La composition multisectorielle de la Table l’a également amenée à développer une analyse des enjeux traversant la problématique et à formuler des recommandations aux instances politiques. La Table a ainsi adopté à l’automne 2006 une position commune relative aux droits d’accès supervisés en situation de violence conjugale. Le rapport proposait notamment la mise sur pied d’un organisme ayant plusieurs points de services sur le territoire montréalais et qui aurait pour mission unique l’offre de services en supervision de droits d’accès. Ceci assurant le développement d’une expertise autour des enjeux associés à la problématique de la violence conjugale et à celle des enfants qui y sont exposés. Forte de l’appui de ses membres, la Table poursuit son travail de représentation afin de veiller à la mise en œuvre de ces recommandations.

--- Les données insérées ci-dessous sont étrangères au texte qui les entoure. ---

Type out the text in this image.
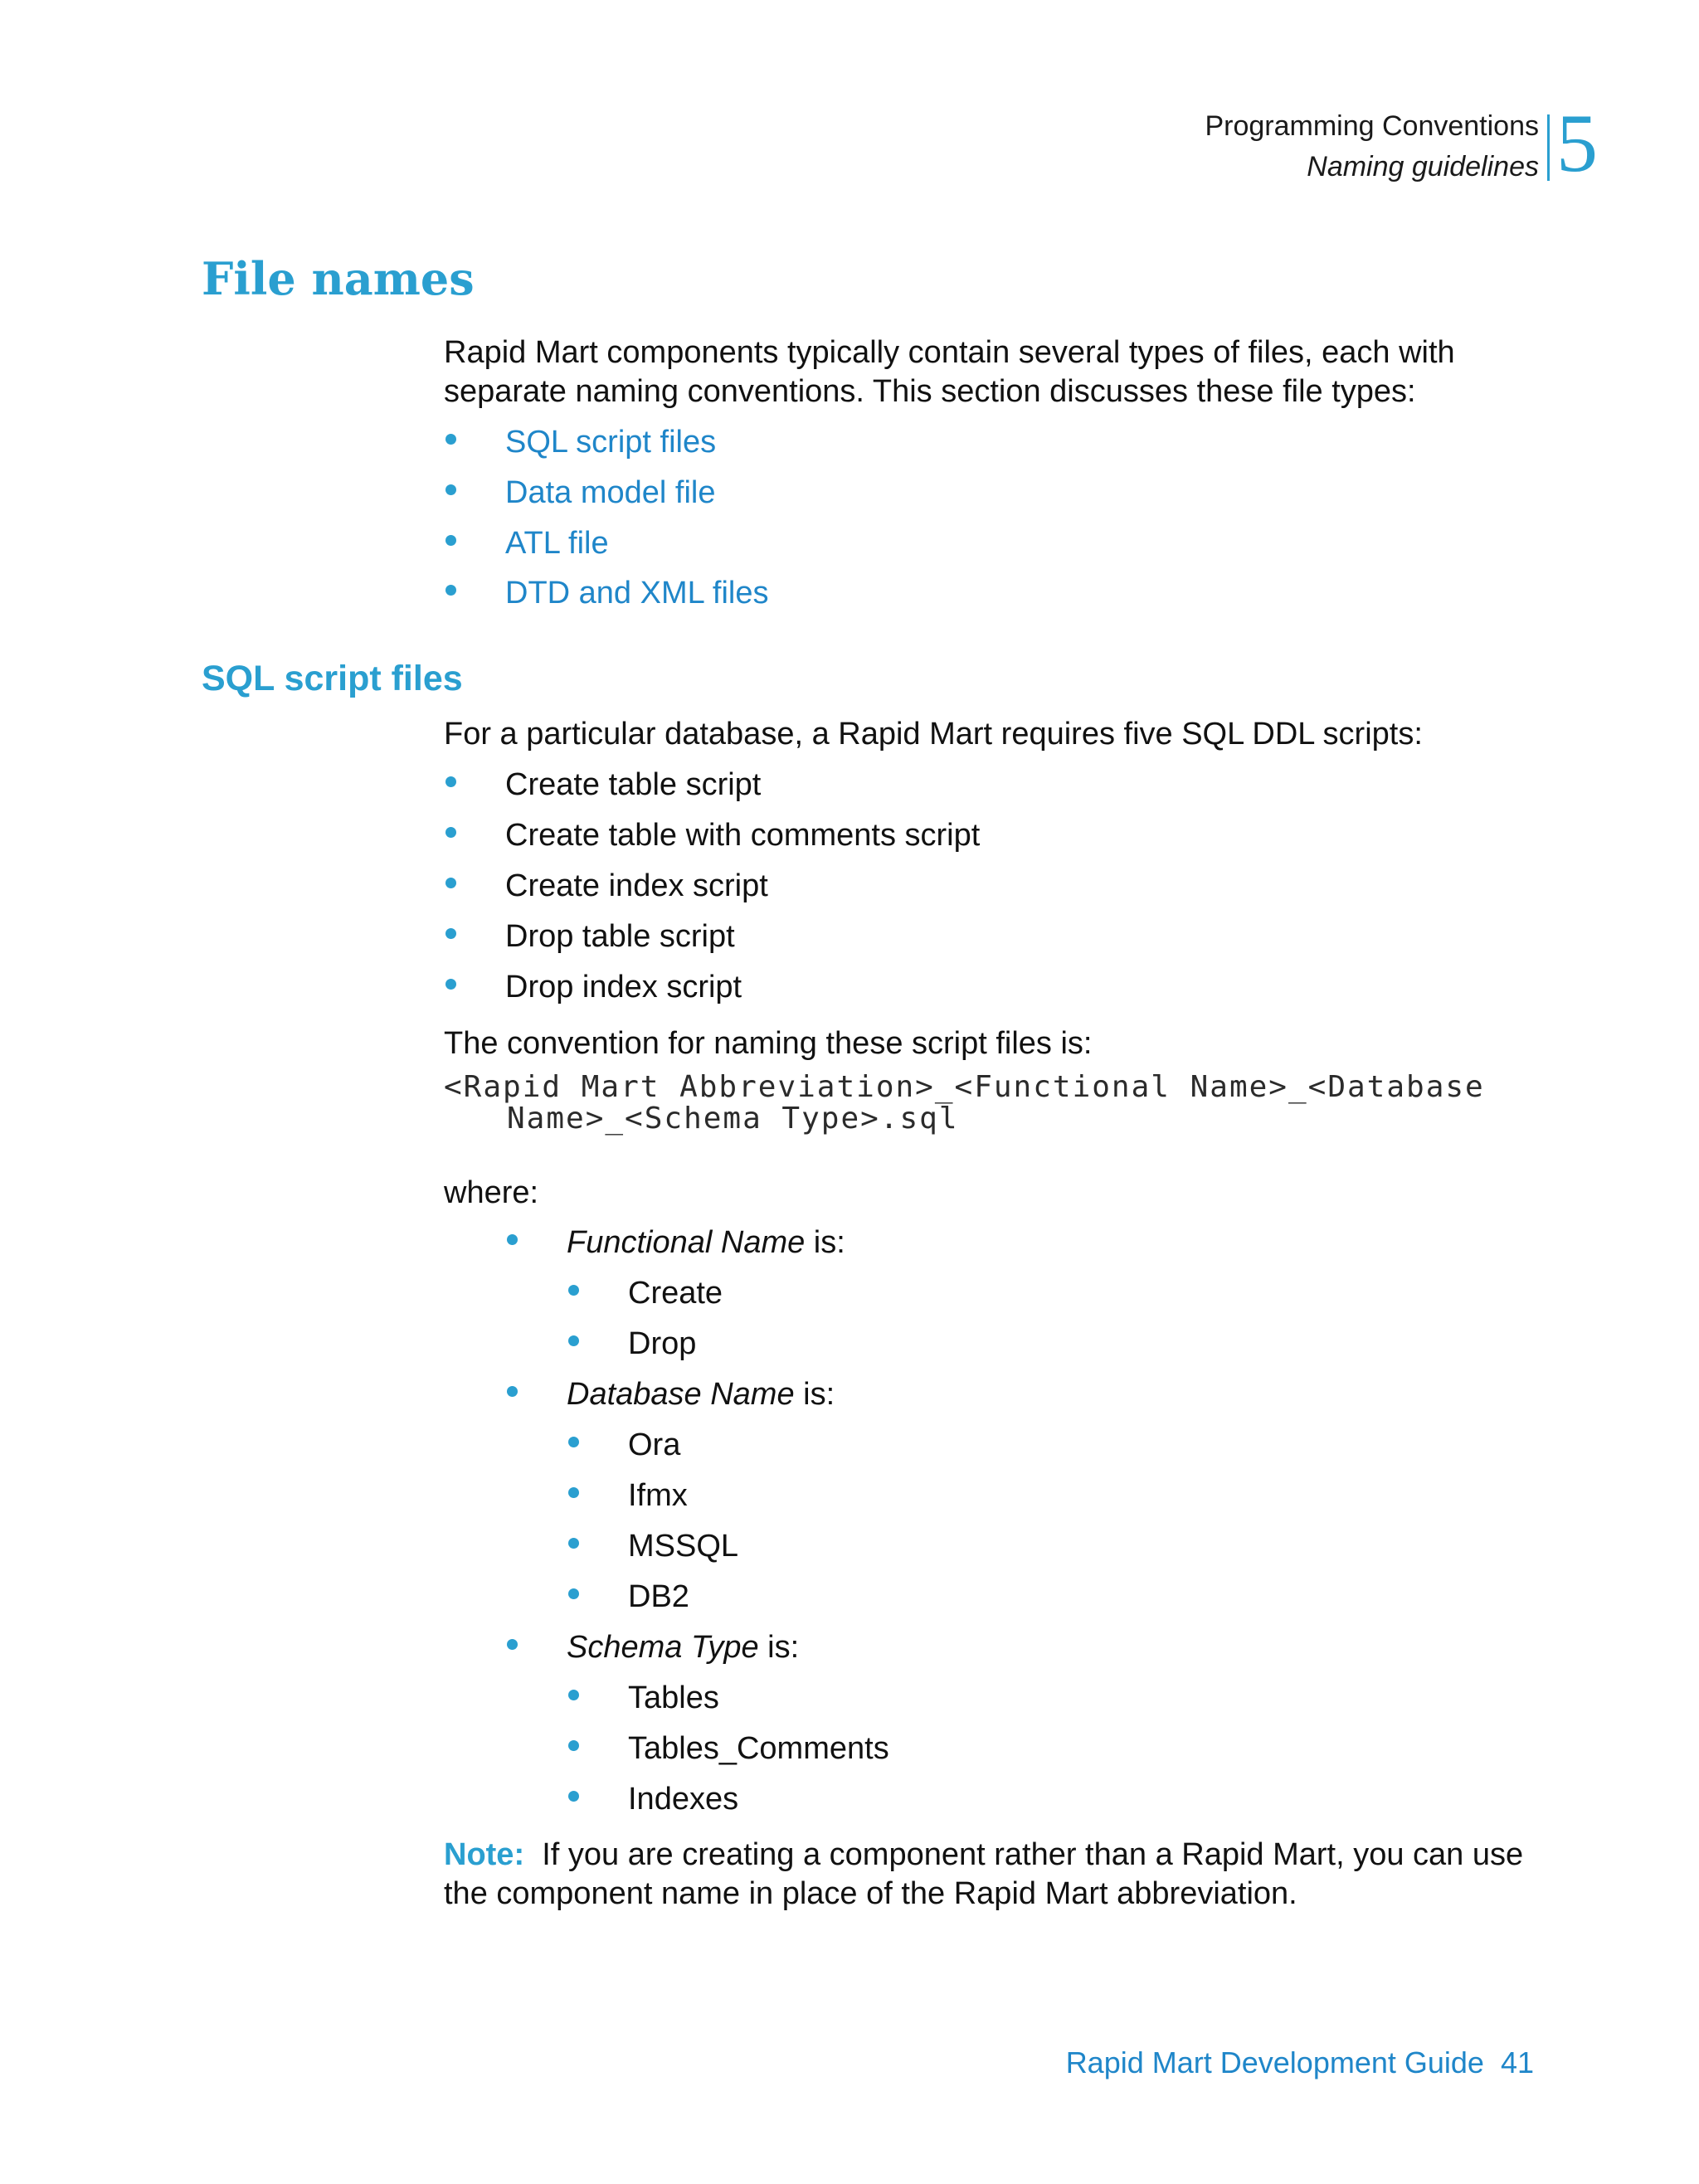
Programming Conventions
Naming guidelines 5
File names
Rapid Mart components typically contain several types of files, each with separate naming conventions. This section discusses these file types:
SQL script files
Data model file
ATL file
DTD and XML files
SQL script files
For a particular database, a Rapid Mart requires five SQL DDL scripts:
Create table script
Create table with comments script
Create index script
Drop table script
Drop index script
The convention for naming these script files is:
<Rapid Mart Abbreviation>_<Functional Name>_<Database
Name>_<Schema Type>.sql
where:
Functional Name is:
Create
Drop
Database Name is:
Ora
Ifmx
MSSQL
DB2
Schema Type is:
Tables
Tables_Comments
Indexes
Note: If you are creating a component rather than a Rapid Mart, you can use the component name in place of the Rapid Mart abbreviation.
Rapid Mart Development Guide 41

La Table a participé en 2009 et plus récemment au printemps 2011 aux travaux entourant le bilan sur le plan d’action gouvernemental en matière de violence conjugale 2004-2009 et sur l’élaboration du plan 2011-2015. Le plus récent exercice prenait appui sur celui que la Table venait elle-même de mener dans le cadre de sa démarche de planification triennale 2011-2014 lui permettant d’identifier les priorités en matière de violence conjugale pour Montréal.

Ces priorités s’attachent à consolider la concertation régionale multisectorielle en matière de violence conjugale à Montréal; à favoriser une démarche globale d’analyse et d’actions de la problématique et enfin à prendre en compte les besoins spécifiques des différentes populations en contexte de violence conjugale. Ayant trouvé son rythme de croisière, établi sa vision et ses priorités et obtenu depuis les toutes dernières années du financement récurrent et une reconnaissance des différents partenaires sociaux, politiques et financiers, la Table peut envisager de poursuivre son travail avec toute la rigueur et la volonté qui anime ses 30 membres issus des différents secteurs pertinents à la problématique.